Henry Kissinger died at his home in Connecticut. He was 100
Congress leader Shashi Tharoor described the death of Henry Kissinger, former US Secretary of State who played a key role in shaping diplomacy in the post-World War II world, as the "end of, by any definition, an extraordinary life".
Sharing a BBC report on the diplomat's death, Mr Tharoor said he was both a "pivotal and polarising" figure and added that it "helps to live long enough so people don't remember your earlier statements and actions!"
Kissinger died at his home in Connecticut yesterday. He was 100.
In his post on X, Mr Tharoor said, "The end of, by any definition, an extraordinary life. Henry Kissinger was indeed both a pivotal and a polarising figure, as this @BBC obituary states."

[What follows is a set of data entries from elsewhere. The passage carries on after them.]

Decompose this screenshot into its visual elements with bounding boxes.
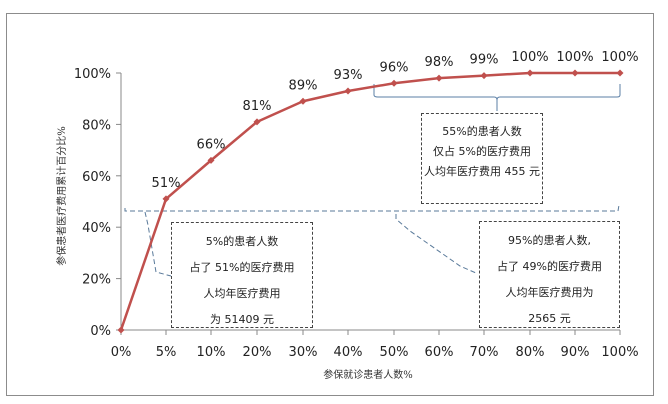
data-label: 66% [197, 137, 226, 152]
data-point-marker [253, 118, 261, 126]
data-label: 100% [601, 50, 638, 65]
x-tick-label: 20% [243, 345, 272, 360]
x-tick-label: 90% [561, 345, 590, 360]
x-tick-label: 70% [470, 345, 499, 360]
data-label: 98% [425, 55, 454, 70]
data-point-marker [526, 69, 534, 77]
x-axis-title: 参保就诊患者人数% [323, 368, 413, 381]
x-tick-label: 50% [380, 345, 409, 360]
data-point-marker [571, 69, 579, 77]
annotation-right-line-3: 人均年医疗费用为 [505, 286, 594, 299]
y-tick-label: 60% [82, 170, 111, 185]
annotation-right: 95%的患者人数, 占了 49%的医疗费用 人均年医疗费用为 2565 元 [479, 221, 620, 328]
annotation-left-line-1: 5%的患者人数 [205, 235, 279, 248]
y-tick-label: 20% [82, 273, 111, 288]
x-tick-label: 100% [601, 345, 638, 360]
data-label: 89% [289, 78, 318, 93]
data-point-marker [299, 97, 307, 105]
annotation-top-line-3: 人均年医疗费用 455 元 [424, 165, 540, 178]
x-tick-label: 5% [156, 345, 177, 360]
data-label: 99% [470, 53, 499, 68]
right-connector [395, 214, 477, 274]
data-point-marker [117, 326, 125, 334]
x-tick-label: 30% [289, 345, 318, 360]
annotation-top: 55%的患者人数 仅占 5%的医疗费用 人均年医疗费用 455 元 [421, 113, 543, 204]
x-tick-label: 10% [197, 345, 226, 360]
annotation-right-line-2: 占了 49%的医疗费用 [497, 260, 602, 273]
bottom-dashed-bracket [124, 204, 620, 212]
data-point-marker [616, 69, 624, 77]
y-tick-label: 40% [82, 221, 111, 236]
y-tick-label: 80% [82, 118, 111, 133]
x-tick-label: 40% [334, 345, 363, 360]
y-tick-label: 100% [74, 67, 111, 82]
data-point-marker [390, 79, 398, 87]
left-connector [144, 211, 172, 277]
data-point-marker [435, 74, 443, 82]
annotation-left-line-3: 人均年医疗费用 [203, 287, 281, 300]
x-tick-label: 80% [516, 345, 545, 360]
data-point-marker [162, 195, 170, 203]
y-axis: 0% 20% 40% 60% 80% 100% [74, 67, 122, 339]
data-label: 93% [334, 68, 363, 83]
annotation-top-line-2: 仅占 5%的医疗费用 [433, 145, 531, 158]
annotation-brackets [124, 84, 621, 277]
annotation-left: 5%的患者人数 占了 51%的医疗费用 人均年医疗费用 为 51409 元 [171, 222, 313, 328]
data-label: 100% [511, 50, 548, 65]
annotation-left-line-2: 占了 51%的医疗费用 [189, 261, 295, 274]
x-tick-label: 60% [425, 345, 454, 360]
data-point-marker [207, 156, 215, 164]
annotation-right-line-1: 95%的患者人数, [508, 234, 591, 247]
data-point-marker [480, 72, 488, 80]
series-line [117, 69, 624, 334]
y-tick-label: 0% [90, 324, 111, 339]
x-axis: 0% 5% 10% 20% 30% 40% 50% 60% 70% 80% 90% 100% [111, 329, 639, 360]
data-labels: 51% 66% 81% 89% 93% 96% 98% 99% 100% 100% 100% [152, 50, 639, 191]
data-label: 100% [556, 50, 593, 65]
chart-frame [6, 13, 654, 396]
data-label: 81% [243, 99, 272, 114]
y-axis-title: 参保患者医疗费用累计百分比% [55, 126, 68, 266]
data-label: 96% [380, 60, 409, 75]
x-tick-label: 0% [111, 345, 132, 360]
data-point-marker [344, 87, 352, 95]
annotation-left-line-4: 为 51409 元 [210, 313, 274, 326]
top-bracket [373, 84, 621, 111]
annotation-right-line-4: 2565 元 [528, 312, 571, 325]
data-label: 51% [152, 176, 181, 191]
annotation-top-line-1: 55%的患者人数 [442, 125, 522, 138]
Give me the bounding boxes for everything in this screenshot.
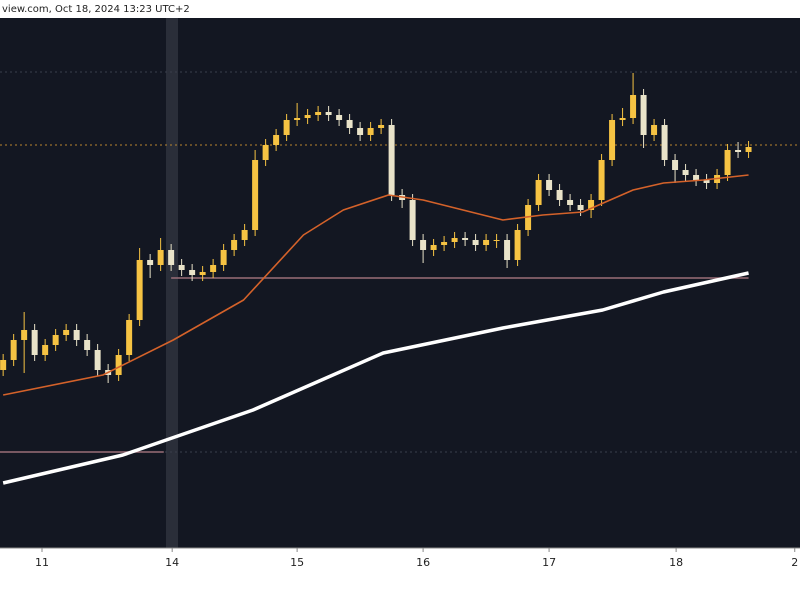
candle-body bbox=[42, 345, 49, 355]
candle-body bbox=[294, 118, 301, 120]
candle-body bbox=[724, 150, 731, 175]
candle-body bbox=[483, 240, 490, 245]
candle-body bbox=[220, 250, 227, 265]
candle-body bbox=[735, 150, 742, 152]
candle-body bbox=[367, 128, 374, 135]
candle-body bbox=[546, 180, 553, 190]
candle-body bbox=[420, 240, 427, 250]
candle-body bbox=[703, 180, 710, 183]
candle-body bbox=[115, 355, 122, 375]
candle-body bbox=[567, 200, 574, 205]
moving-average bbox=[2, 271, 749, 485]
candle-body bbox=[178, 265, 185, 270]
candle-body bbox=[52, 335, 59, 345]
candle-body bbox=[409, 200, 416, 240]
x-tick-label: 11 bbox=[35, 556, 49, 569]
candle-body bbox=[199, 272, 206, 275]
candle-body bbox=[21, 330, 28, 340]
candle-body bbox=[189, 270, 196, 275]
candle-body bbox=[346, 120, 353, 128]
candle-body bbox=[0, 360, 7, 370]
x-tick-label: 15 bbox=[290, 556, 304, 569]
candle-body bbox=[378, 125, 385, 128]
plot-bg bbox=[0, 18, 800, 548]
candle-body bbox=[682, 170, 689, 175]
candle-body bbox=[672, 160, 679, 170]
x-tick-label: 18 bbox=[669, 556, 683, 569]
candle-body bbox=[31, 330, 38, 355]
candle-body bbox=[745, 147, 752, 152]
candle-body bbox=[357, 128, 364, 135]
candle-body bbox=[63, 330, 70, 335]
candle-body bbox=[388, 125, 395, 195]
candle-body bbox=[556, 190, 563, 200]
candle-body bbox=[535, 180, 542, 205]
header-text: view.com, Oct 18, 2024 13:23 UTC+2 bbox=[2, 4, 190, 15]
candle-body bbox=[630, 95, 637, 118]
candle-body bbox=[325, 112, 332, 115]
candle-body bbox=[304, 115, 311, 118]
candle-body bbox=[609, 120, 616, 160]
candle-body bbox=[136, 260, 143, 320]
candle-body bbox=[693, 175, 700, 180]
candle-body bbox=[472, 240, 479, 245]
candle-body bbox=[252, 160, 259, 230]
candle-body bbox=[10, 340, 17, 360]
moving-average bbox=[2, 174, 749, 396]
candle-body bbox=[577, 205, 584, 210]
candle-body bbox=[430, 245, 437, 250]
candle-body bbox=[514, 230, 521, 260]
x-tick-label: 14 bbox=[165, 556, 179, 569]
candle-body bbox=[504, 240, 511, 260]
candle-body bbox=[441, 242, 448, 245]
candle-body bbox=[73, 330, 80, 340]
candle-body bbox=[661, 125, 668, 160]
candle-body bbox=[262, 145, 269, 160]
candle-body bbox=[640, 95, 647, 135]
candle-body bbox=[598, 160, 605, 200]
candle-body bbox=[94, 350, 101, 370]
session-band bbox=[166, 18, 178, 548]
candle-body bbox=[273, 135, 280, 145]
candle-body bbox=[157, 250, 164, 265]
x-tick-label: 2 bbox=[791, 556, 798, 569]
x-tick-label: 16 bbox=[416, 556, 430, 569]
candle-body bbox=[147, 260, 154, 265]
candle-body bbox=[315, 112, 322, 115]
candle-body bbox=[619, 118, 626, 120]
candle-body bbox=[84, 340, 91, 350]
candle-body bbox=[231, 240, 238, 250]
candle-body bbox=[588, 200, 595, 210]
candle-body bbox=[493, 240, 500, 241]
candle-body bbox=[210, 265, 217, 272]
candle-body bbox=[126, 320, 133, 355]
x-tick-label: 17 bbox=[542, 556, 556, 569]
candle-body bbox=[451, 238, 458, 242]
candle-body bbox=[336, 115, 343, 120]
candle-body bbox=[283, 120, 290, 135]
candle-body bbox=[241, 230, 248, 240]
candle-body bbox=[462, 238, 469, 240]
candle-body bbox=[651, 125, 658, 135]
candle-body bbox=[168, 250, 175, 265]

"For a few years in New York, I knew him well enough to be on first-name terms with him. I was still amazed how "Henry", the architect of the US tilt towards Pakistan in 1971, could morph with such insouciance into the most prominent advocate of closer US-India relations three decades later. It helps to live long enough so people don't remember your earlier statements and actions!," the Congress MP added.
Kissinger, regarded as a giant in statecraft and realpolitik, is often criticised for his disregard towards human rights abuses when they did not reconcile to diplomatic goals. A case in point is the 1971 India-Pakistan war that led to the creation of Bangladesh.

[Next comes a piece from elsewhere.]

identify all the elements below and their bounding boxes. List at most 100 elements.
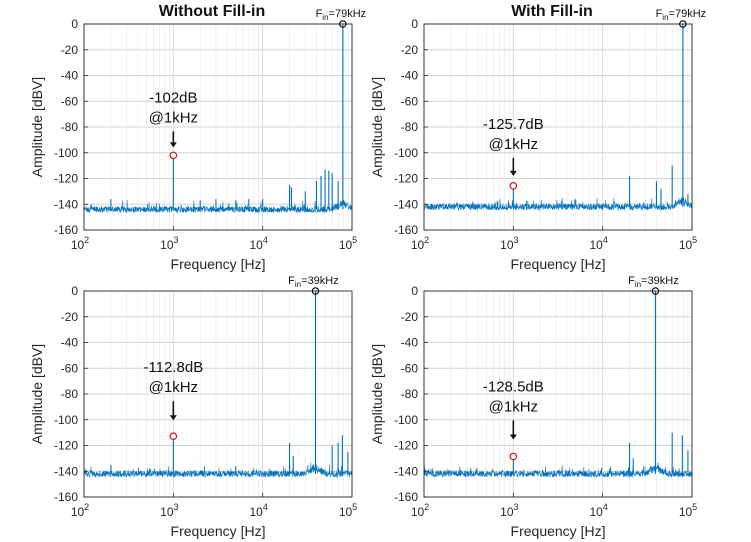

The then Richard Nixon-led US administration, with Kissinger as Secretary of State, had turned a blind eye to Islamabad's atrocities in East Pakistan, because Pakistan was a channel for a US outreach to China. This outreach was aimed at countering Soviet influence in south Asia. India's stand infuriated Nixon and his heated exchanges with Kissinger drew strong criticism after they were declassified.
The remarks included verbal abuses against then Prime Minister Indira Gandhi and Indians. In the declassified tapes, Nixon is heard referring to Mrs Gandhi as "old witch". Kissinger called her "b***h" and said Indians are "bastards". When the remarks became public, Kissinger had apologised and said the remarks were made in the context of the Cold War and said he respected Mrs Gandhi.